実際に先生は恥じらうような仕草をしている。素面の時は恥じらいを持っているんだ、と妙なことを考えていた。

 

「そして、ぐでんぐでんになっていたのですが、ふと時計を見ると対局の時間が近づいていました。もうやぶれかぶれで対局へと向かいました。対局では読みも研究もあったものではなく、酔っぱらって心の赴くままに打ちました。

それで、どうなったと思います?銀子さん。」

 

「それは、ひどい負け方をしたと思います。」

 

読みで負けて、研究もなくしてしまえば勝てるわけがない。ましてや相手は名人だ。

 

「ええ、ひどい碁でした。

 

でも、勝ってしまいました。」

 

「はっ?」

 

今度こそ意味が分からない。読まずに勝てるわけがない。

 

「序盤に考えなしに打った手がいい布石になっていたのです。指運ですね。

終盤でも適当に打ったところが急所でした。本当に運がいい。そう思いました。囲碁の神様に感謝しました。

吐き気がひどくて、感想戦もできなかったときは、神様を恨みましたが。

 

それで、翌日自分の対局を検討してみました。適当に打った手は、考えれば考えるほど素晴らしい物でした。自分で打ったとは思えないほど美しい手でした。

読みの足らない酷い手もありましたが、輝くような斬新な手もありました。私は驚きました。私はどちらかと言えば、定石や研究を重視する地味な棋風だったので、自分にそんな手が打てたことが信じられなかったのです。

 

銀子さん、私の囲碁がどのように言われているか、ご存知ですか?」

 

「はい。『破天荒』『異常感覚』と聞いています。」

 

「そう言われるようになったのは、この対局からです。ここから私は『読み』以上に『感覚』を武器に戦ってまいりました。そして、本因坊となったのです。」

 

私は衝撃を感じていた。『読み』で負けても『感覚』で勝てる、そんな事があるのか信じがたかった。そんなのただの指運じゃないか。

でも、先生の存在が、その正しさを証明している。先生は『感覚』で本因坊になったのだから。

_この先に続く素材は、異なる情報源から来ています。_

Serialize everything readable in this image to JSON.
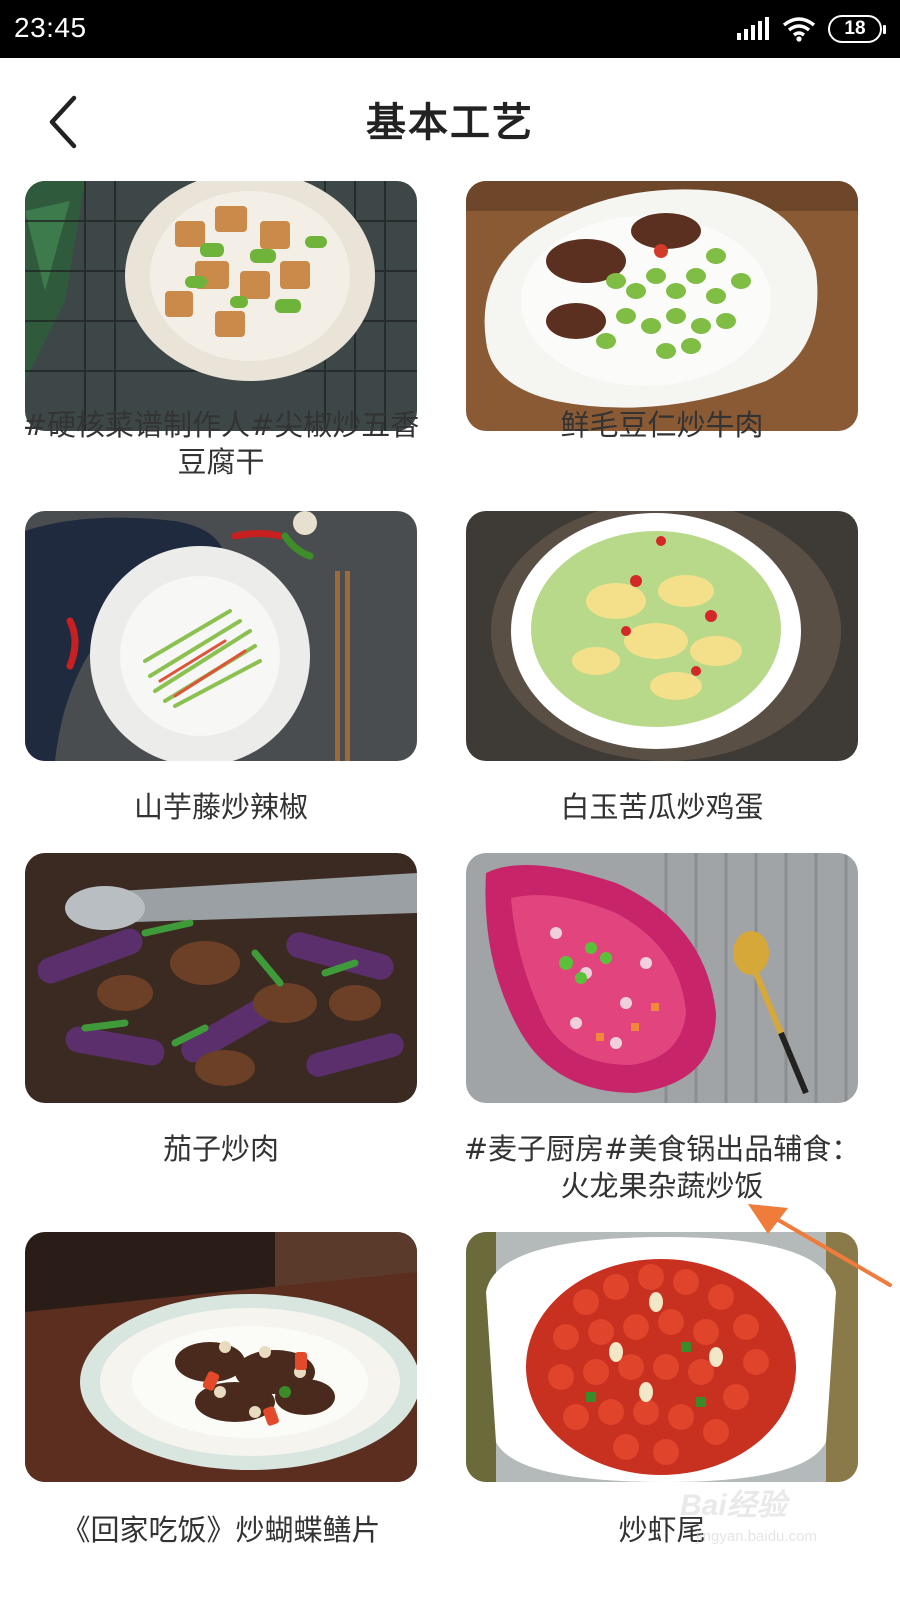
{
  "status": {
    "time": "23:45",
    "battery": "18"
  },
  "header": {
    "title": "基本工艺"
  },
  "recipes": [
    {
      "title": "#硬核菜谱制作人#尖椒炒五香豆腐干"
    },
    {
      "title": "鲜毛豆仁炒牛肉"
    },
    {
      "title": "山芋藤炒辣椒"
    },
    {
      "title": "白玉苦瓜炒鸡蛋"
    },
    {
      "title": "茄子炒肉"
    },
    {
      "title": "#麦子厨房#美食锅出品辅食：火龙果杂蔬炒饭"
    },
    {
      "title": "《回家吃饭》炒蝴蝶鳝片"
    },
    {
      "title": "炒虾尾"
    }
  ],
  "watermark": {
    "logo": "Bai经验",
    "url": "jingyan.baidu.com"
  },
  "colors": {
    "arrow": "#f07c3c",
    "title": "#222222",
    "text": "#333333"
  }
}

そして、失望も覚えていた。私の将棋は、「大局観がない」とよく言われるからだ。『感覚』が大きな武器になることはわかったが、自分にはそれがないことも知っていた。

 

「さて、私の話はこんなところです。ちょっと特殊な例なので、参考にならなかったかもしれませんが。

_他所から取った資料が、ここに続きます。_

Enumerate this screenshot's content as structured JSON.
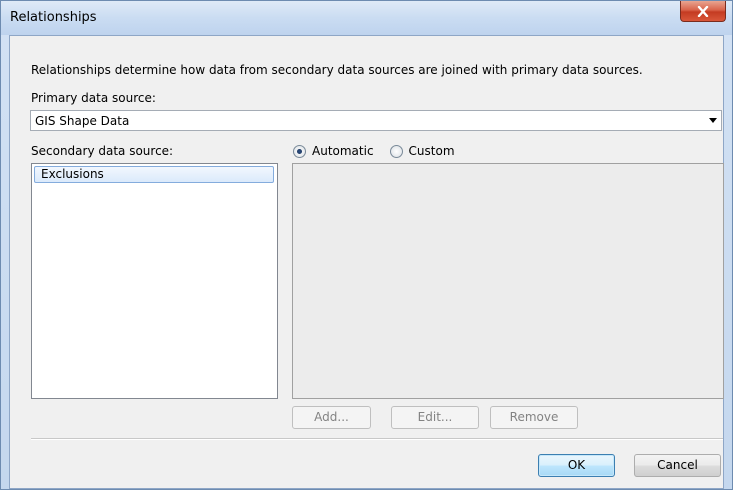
{
  "window": {
    "title": "Relationships"
  },
  "description": "Relationships determine how data from secondary data sources are joined with primary data sources.",
  "primary": {
    "label": "Primary data source:",
    "selected": "GIS Shape Data"
  },
  "secondary": {
    "label": "Secondary data source:",
    "items": [
      "Exclusions"
    ]
  },
  "mode": {
    "automatic_label": "Automatic",
    "custom_label": "Custom",
    "selected": "Automatic"
  },
  "buttons": {
    "add": "Add...",
    "edit": "Edit...",
    "remove": "Remove",
    "ok": "OK",
    "cancel": "Cancel"
  },
  "colors": {
    "close_button": "#c43b22",
    "selection_border": "#84acdd",
    "default_button_border": "#3c7fb1"
  },
  "icons": {
    "close": "close-icon",
    "dropdown": "chevron-down-icon"
  }
}
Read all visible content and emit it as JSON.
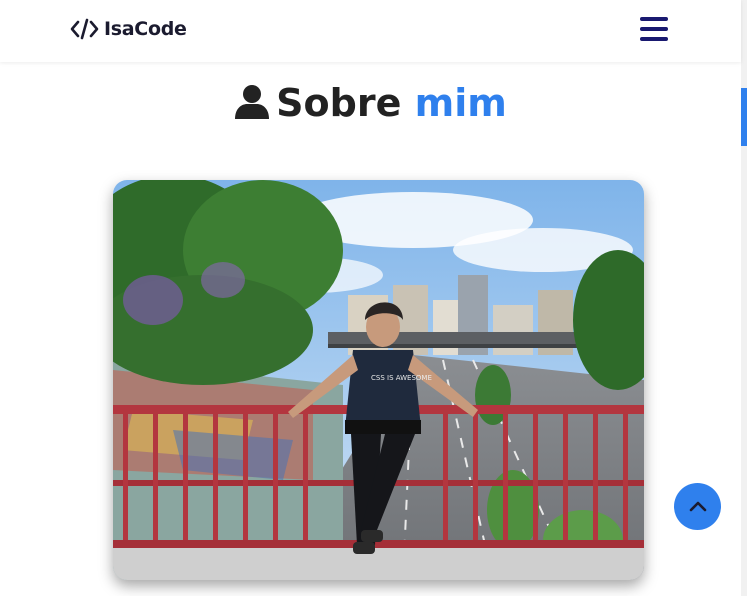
{
  "header": {
    "logo_text": "IsaCode",
    "logo_icon": "code-icon",
    "menu_icon": "hamburger-menu-icon"
  },
  "about": {
    "title_part1": "Sobre",
    "title_part2": "mim",
    "title_icon": "user-icon",
    "photo_alt": "Foto de perfil",
    "shirt_text": "CSS IS AWESOME"
  },
  "back_to_top": {
    "icon": "chevron-up-icon"
  },
  "colors": {
    "accent": "#2f80ed",
    "dark": "#1b1b2f",
    "menu": "#191970"
  }
}
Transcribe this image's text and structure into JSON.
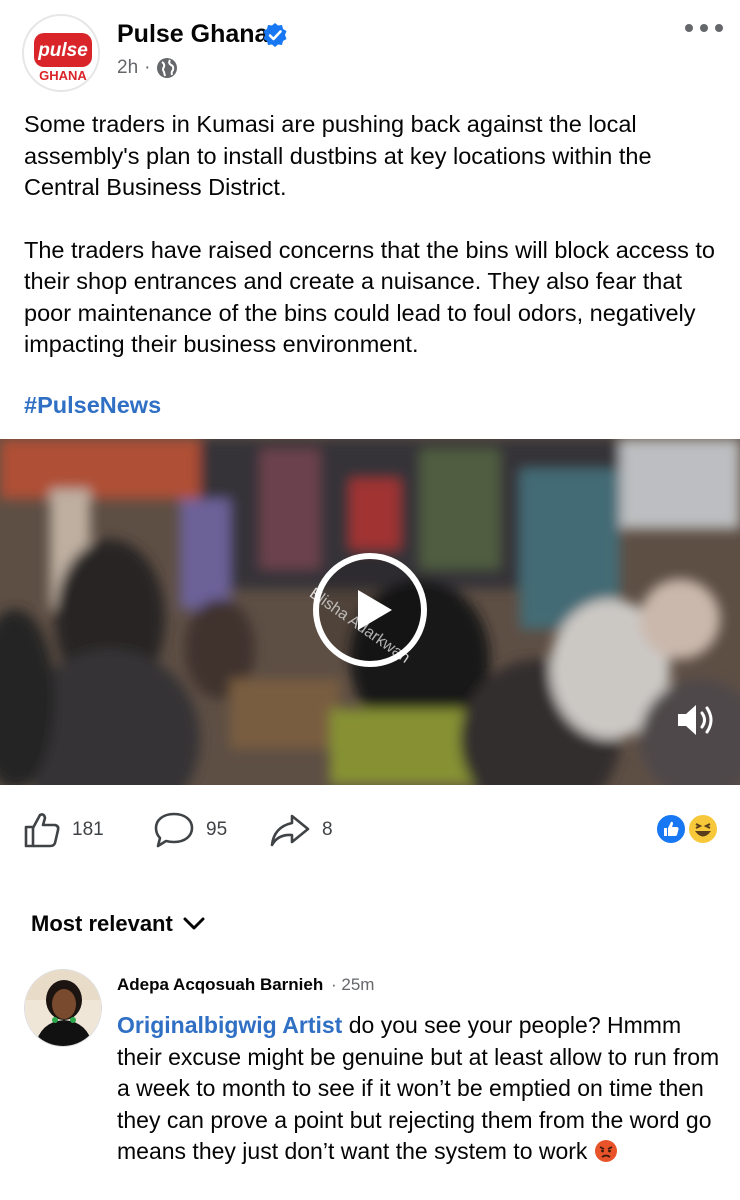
{
  "header": {
    "page_name": "Pulse Ghana",
    "logo_text_top": "pulse",
    "logo_text_bottom": "GHANA",
    "time": "2h",
    "separator": "·",
    "privacy_icon": "globe-icon",
    "more_icon": "more-horizontal-icon"
  },
  "post": {
    "paragraph1": "Some traders in Kumasi are pushing back against the local assembly's plan to install dustbins at key locations within the Central Business District.",
    "paragraph2": "The traders have raised concerns that the bins will block access to their shop entrances and create a nuisance. They also fear that poor maintenance of the bins could lead to foul odors, negatively impacting their business environment.",
    "hashtag": "#PulseNews"
  },
  "video": {
    "watermark": "Elisha Adarkwah",
    "play_icon": "play-icon",
    "volume_icon": "volume-icon"
  },
  "actions": {
    "like_count": "181",
    "comment_count": "95",
    "share_count": "8",
    "reactions": [
      "like-reaction-icon",
      "haha-reaction-icon"
    ]
  },
  "comments_sort": {
    "label": "Most relevant"
  },
  "comment": {
    "author": "Adepa Acqosuah Barnieh",
    "time": "· 25m",
    "mention": "Originalbigwig Artist",
    "text": " do you see your people? Hmmm their excuse might be genuine but at least allow to run from a week to month to see if it won’t be emptied on time then they can prove a point but rejecting them from the word go means they just don’t want the system to work "
  },
  "colors": {
    "link_blue": "#2f6fc4",
    "secondary_text": "#65676b",
    "verified_blue": "#1877f2",
    "brand_red": "#d9252a"
  }
}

普通は考えもせず打った手が、最高の手だったなんてことは、まずありませんから。」

 

俯いていた私は、その一言に、弾けるように顔を上げた。

思い出していた。三段昇格を決めた一局を。終盤で放った一手は、一つも読みを入れてなかったにも関わらず、鮮やかな逆転の一手だった。

 

「先生。…私にもあります。何も考えずに指した手が、最高の、逆転の一手だったことが。」

 

「あら、もしかしたら、銀子さんは私と同じような棋士なのかもしれませんね。」

 

先生も少し驚いている。

私は、一筋の光を見つけた思いだった。

昨年末の竜王戦で見た八一の将棋。全くの別次元だった。完全に別の星の人間のようだった。頭のどこかで、もう絶対に追いつけないんだと絶望していた。

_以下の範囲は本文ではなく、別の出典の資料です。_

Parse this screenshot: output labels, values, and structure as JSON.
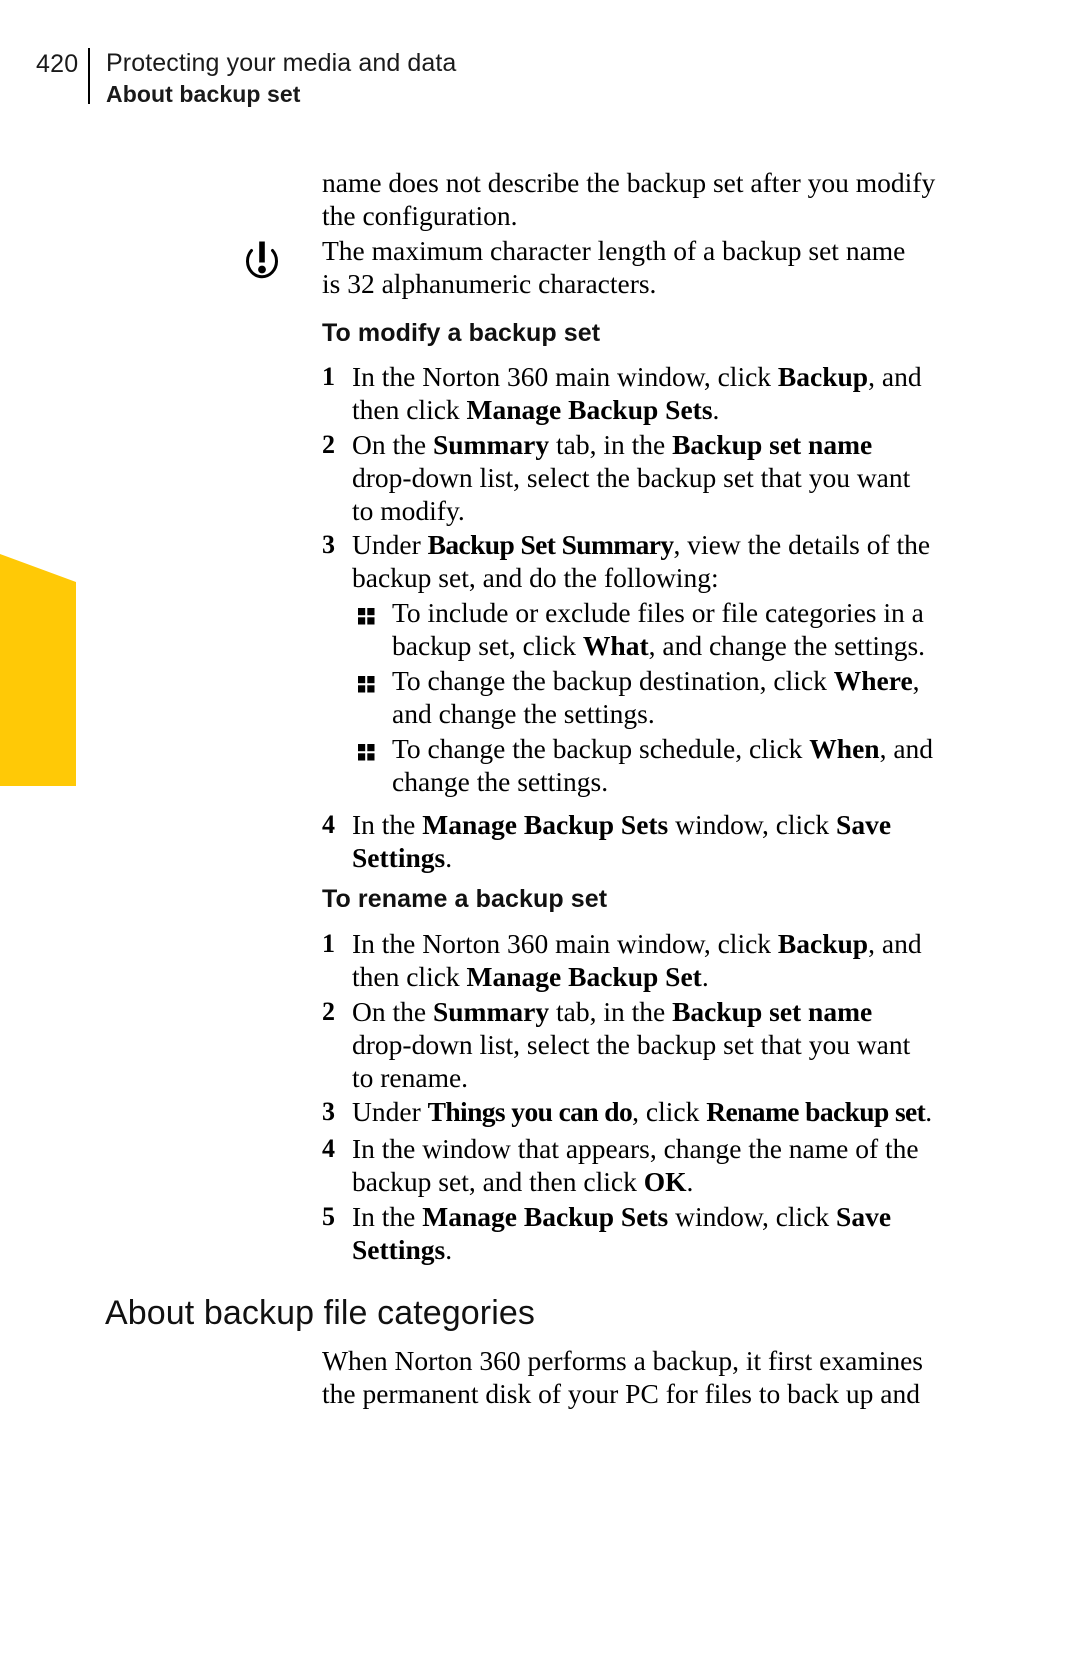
{
  "header": {
    "folio": "420",
    "chapter": "Protecting your media and data",
    "section": "About backup set"
  },
  "colors": {
    "thumb_tab": "#ffc906",
    "text": "#000000"
  },
  "icons": {
    "note": "exclamation-in-circle-icon",
    "bullet": "quad-square-bullet-icon"
  },
  "body": {
    "intro_para": {
      "line1": "name does not describe the backup set after you modify",
      "line2": "the configuration."
    },
    "note_para": {
      "line1": "The maximum character length of a backup set name",
      "line2": "is 32 alphanumeric characters."
    },
    "modify_heading": "To modify a backup set",
    "modify_steps": [
      {
        "num": "1",
        "line1_a": "In the Norton 360 main window, click ",
        "line1_b": "Backup",
        "line1_c": ", and",
        "line2_a": "then click ",
        "line2_b": "Manage Backup Sets",
        "line2_c": "."
      },
      {
        "num": "2",
        "line1_a": "On the ",
        "line1_b": "Summary",
        "line1_c": " tab, in the ",
        "line1_d": "Backup set name",
        "line2": "drop-down list, select the backup set that you want",
        "line3": "to modify."
      },
      {
        "num": "3",
        "line1_a": "Under ",
        "line1_b": "Backup Set Summary",
        "line1_c": ", view the details of the",
        "line2": "backup set, and do the following:"
      }
    ],
    "modify_bullets": [
      {
        "line1": "To include or exclude files or file categories in a",
        "line2_a": "backup set, click ",
        "line2_b": "What",
        "line2_c": ", and change the settings."
      },
      {
        "line1_a": "To change the backup destination, click ",
        "line1_b": "Where",
        "line1_c": ",",
        "line2": "and change the settings."
      },
      {
        "line1_a": "To change the backup schedule, click ",
        "line1_b": "When",
        "line1_c": ", and",
        "line2": "change the settings."
      }
    ],
    "modify_step4": {
      "num": "4",
      "line1_a": "In the ",
      "line1_b": "Manage Backup Sets",
      "line1_c": " window, click ",
      "line1_d": "Save",
      "line2_b": "Settings",
      "line2_c": "."
    },
    "rename_heading": "To rename a backup set",
    "rename_steps": [
      {
        "num": "1",
        "line1_a": "In the Norton 360 main window, click ",
        "line1_b": "Backup",
        "line1_c": ", and",
        "line2_a": "then click ",
        "line2_b": "Manage Backup Set",
        "line2_c": "."
      },
      {
        "num": "2",
        "line1_a": "On the ",
        "line1_b": "Summary",
        "line1_c": " tab, in the ",
        "line1_d": "Backup set name",
        "line2": "drop-down list, select the backup set that you want",
        "line3": "to rename."
      },
      {
        "num": "3",
        "line1_a": "Under ",
        "line1_b": "Things you can do",
        "line1_c": ", click ",
        "line1_d": "Rename backup set",
        "line1_e": "."
      },
      {
        "num": "4",
        "line1": "In the window that appears, change the name of the",
        "line2_a": "backup set, and then click ",
        "line2_b": "OK",
        "line2_c": "."
      },
      {
        "num": "5",
        "line1_a": "In the ",
        "line1_b": "Manage Backup Sets",
        "line1_c": " window, click ",
        "line1_d": "Save",
        "line2_b": "Settings",
        "line2_c": "."
      }
    ],
    "categories_heading": "About backup file categories",
    "categories_para": {
      "line1": "When Norton 360 performs a backup, it first examines",
      "line2": "the permanent disk of your PC for files to back up and"
    }
  }
}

でも、…でもシューマイ先生は、『読み』で負けていても、最強の棋士になれることを実証している。私も先生のようになれれば、八一とも、将棋星人とも戦えるかもしれない。

 

私は決意した。上手くいくかどうかは分からない。それでも、希望があるなら、こんなに幸せなことはない。絶望の中で泣くよりも、光をめざして歩いている方が、ずっとずっと嬉しいことだ。

 

私は横に移動し、畳の上に土下座して、言った。

 

「シューマイ先生、どうか私を弟子にしてください!」

 

「…」

 

しばらくしても返事がない。私は不安になって顔を上げた。そこにいたのは、目を点にして、言葉を失ったシューマイ先生だった。